I’m a tad disappointed actually, with the state by which the mosques have been structured to run its operations. I know, cause I’ve been to them and found the whole affair as a ridiculous spectacle. Still remember a particular mosque I went to. In trying to meet the so called CEO of the mosque committee, I was led through two entry pass enabled doors. Hello? It’s a mosque. Not a Wall Street’s executive’s office. I miss the feeling of accessibility. Granted, that office staffs may need their due spaces and privacy, due to confidential materials and so forth, but making it secure with panels and glass doors, just reeks of incompetent, arrogant and self delusional importance.
The mismanagement of a mosque’s actual purpose and dynamics is appalling. It’s sick actually.
We are the only faith that has a Harmony Center dedicated, to the purpose of racial and religious understanding and integration. Perhaps the big wigs sitting at MUIS, is thinking that by placing nice Photoshop-ed visual panels, illustrating Islam, with a guided tour as part of it’s itinerary is effective daawah in place. We organize buffets, luncheons and dinners with other faiths, so that people will understand? Understand that Malays pray 5 times daily? Understand that Malays fast in Ramadhan? Understand that Malays pays Zakaat? Understand that Malays denounce terrorism? Pathetic isn’t it? This are knowledge which doe not require a dedicated center. These are Google-able knowledge.
With the Maulid fever mania in season, I’m not surprised if the call for charity giving is yet again rallied. A majority of the community is so into Maulid. Instead of making my point across, that there is no basis for such a celebration, (contentions of bidáah), I am amused that suddenly, it’s almost the ‘in thing’ to be going to mosques to celebrate the Maulid. It’s insane. Where’s the priorities in deeds?
Between the congregational prayers and reciting poems (the Qasidh burdah), people are more inclined for the latter. One is ordained, whilst the other lacks basis. People choose the more enjoyable one.
The community lacks a Muslim leadership. We are led by a conglomerate of Malays, with a Muslim tagging. That’s why we are called Malay Muslims, instead of the other way round. We don’t have Chinese Christians or Indian Christians. We have Christians. But we Malay Muslims need specifics. We prefixed Malay to the faith. Which is counter productive, as the search for identity rages on. Kids may just grow up wondering. Am I a Malay first, then Muslim? Or Muslim first, then Malay.

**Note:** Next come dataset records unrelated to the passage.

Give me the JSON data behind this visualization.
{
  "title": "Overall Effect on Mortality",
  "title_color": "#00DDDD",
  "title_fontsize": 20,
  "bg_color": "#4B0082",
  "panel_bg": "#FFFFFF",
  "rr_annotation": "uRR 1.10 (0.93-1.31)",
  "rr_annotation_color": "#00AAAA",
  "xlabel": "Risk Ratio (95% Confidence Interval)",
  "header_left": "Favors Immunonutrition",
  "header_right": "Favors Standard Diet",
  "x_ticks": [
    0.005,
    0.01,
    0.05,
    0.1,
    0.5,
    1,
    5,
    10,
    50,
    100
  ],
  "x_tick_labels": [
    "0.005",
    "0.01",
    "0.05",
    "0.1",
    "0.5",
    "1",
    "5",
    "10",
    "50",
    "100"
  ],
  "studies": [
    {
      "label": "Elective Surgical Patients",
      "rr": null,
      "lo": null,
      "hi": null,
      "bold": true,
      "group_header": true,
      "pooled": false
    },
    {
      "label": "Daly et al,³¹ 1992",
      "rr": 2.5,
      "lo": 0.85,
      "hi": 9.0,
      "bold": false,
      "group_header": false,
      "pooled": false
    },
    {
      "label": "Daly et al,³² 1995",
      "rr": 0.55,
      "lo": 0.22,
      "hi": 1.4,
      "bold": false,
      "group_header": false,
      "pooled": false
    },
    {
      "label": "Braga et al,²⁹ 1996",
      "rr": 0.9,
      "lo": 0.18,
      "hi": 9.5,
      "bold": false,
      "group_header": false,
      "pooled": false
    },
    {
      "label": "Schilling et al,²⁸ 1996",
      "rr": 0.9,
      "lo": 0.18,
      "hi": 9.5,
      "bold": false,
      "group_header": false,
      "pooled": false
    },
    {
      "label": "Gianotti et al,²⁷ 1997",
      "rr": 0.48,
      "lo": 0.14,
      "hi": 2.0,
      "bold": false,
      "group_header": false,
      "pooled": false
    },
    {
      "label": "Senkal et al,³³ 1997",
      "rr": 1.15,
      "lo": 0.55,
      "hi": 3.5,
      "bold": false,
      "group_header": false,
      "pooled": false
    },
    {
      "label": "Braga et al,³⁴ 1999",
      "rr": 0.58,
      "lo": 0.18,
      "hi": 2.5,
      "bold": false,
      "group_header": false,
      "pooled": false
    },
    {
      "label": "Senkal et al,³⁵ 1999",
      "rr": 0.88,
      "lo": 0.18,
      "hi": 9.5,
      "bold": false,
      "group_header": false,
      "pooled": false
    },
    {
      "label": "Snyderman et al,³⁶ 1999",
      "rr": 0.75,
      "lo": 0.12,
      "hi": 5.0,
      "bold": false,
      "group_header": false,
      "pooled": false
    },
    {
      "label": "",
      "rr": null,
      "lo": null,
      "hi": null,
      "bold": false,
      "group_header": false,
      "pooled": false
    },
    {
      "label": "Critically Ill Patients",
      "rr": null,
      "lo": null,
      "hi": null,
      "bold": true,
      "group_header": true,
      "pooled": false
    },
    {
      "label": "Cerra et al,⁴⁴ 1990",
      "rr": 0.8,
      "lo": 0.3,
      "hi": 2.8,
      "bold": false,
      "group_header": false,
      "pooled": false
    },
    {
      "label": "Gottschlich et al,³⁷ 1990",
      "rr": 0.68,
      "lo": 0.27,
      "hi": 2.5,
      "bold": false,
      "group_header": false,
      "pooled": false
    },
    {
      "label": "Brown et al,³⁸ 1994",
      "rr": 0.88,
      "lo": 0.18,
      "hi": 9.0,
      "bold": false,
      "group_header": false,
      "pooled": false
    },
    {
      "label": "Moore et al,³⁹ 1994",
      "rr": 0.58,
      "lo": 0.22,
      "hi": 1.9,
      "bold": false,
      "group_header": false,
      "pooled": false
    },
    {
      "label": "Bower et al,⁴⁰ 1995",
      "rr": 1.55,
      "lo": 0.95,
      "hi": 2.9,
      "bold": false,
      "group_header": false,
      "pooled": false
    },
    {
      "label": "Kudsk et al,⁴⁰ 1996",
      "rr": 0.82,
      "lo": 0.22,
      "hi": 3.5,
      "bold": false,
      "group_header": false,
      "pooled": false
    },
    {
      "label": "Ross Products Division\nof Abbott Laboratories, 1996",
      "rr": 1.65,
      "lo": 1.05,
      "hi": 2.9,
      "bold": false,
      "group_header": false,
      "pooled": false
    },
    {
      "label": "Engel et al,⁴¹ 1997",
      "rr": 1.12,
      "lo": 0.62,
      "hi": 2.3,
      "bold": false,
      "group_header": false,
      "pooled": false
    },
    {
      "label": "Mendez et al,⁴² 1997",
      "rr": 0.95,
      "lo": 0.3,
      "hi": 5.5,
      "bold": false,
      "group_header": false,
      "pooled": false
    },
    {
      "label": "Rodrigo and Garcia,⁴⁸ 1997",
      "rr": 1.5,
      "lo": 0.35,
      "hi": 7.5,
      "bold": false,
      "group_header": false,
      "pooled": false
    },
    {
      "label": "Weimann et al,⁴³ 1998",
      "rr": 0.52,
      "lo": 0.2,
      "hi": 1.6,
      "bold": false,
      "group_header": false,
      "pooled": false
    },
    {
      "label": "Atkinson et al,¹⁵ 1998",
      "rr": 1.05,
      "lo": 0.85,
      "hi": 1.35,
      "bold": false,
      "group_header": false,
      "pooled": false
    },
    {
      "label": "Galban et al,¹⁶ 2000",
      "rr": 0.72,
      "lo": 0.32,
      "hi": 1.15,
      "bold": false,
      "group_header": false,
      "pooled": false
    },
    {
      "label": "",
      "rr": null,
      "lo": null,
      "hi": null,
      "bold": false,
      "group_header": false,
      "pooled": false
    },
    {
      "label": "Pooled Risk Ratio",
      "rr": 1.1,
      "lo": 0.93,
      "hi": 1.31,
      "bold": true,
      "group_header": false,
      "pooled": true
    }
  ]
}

Why Malays Cannot Be Muslim Leaders
Malay Muslims here, which includes me, are faceless. Our leaders are at best representational in their capacities. And leaders are not contained only within the scopes of MPs and NMPs, but across the boards of NGOs, schools, corporations and etc. We seem to be a community in plight, amidst that occasional reports of minute improvements. We tweet about almost always the same issues, predicaments and strifes. We status-fied ourselves into folklore, as the perennial tribe of “what could have been”. 9 years down the road, and still we try to identify ourselves as a docile and dormant community, that carries the banner of “rahmatan lil alamin”. Our part in the context of metropolitanising the country, is as ambassadors of interactive and good will faith exchanges. We are famous for our Hari Rayas, fasting month, Zakaats,weddings and other big, non decisive matters. And yes, such basic knowledge is imperatively important, because a bakery shop needs to put the “No Pork. No Lard.” sign-age Yes, being a faceless Malay Muslim here is all about asking for the “Halal” logo at eateries.
Sometimes, it sucks being faceless. Especially, when you cannot recognize your own face.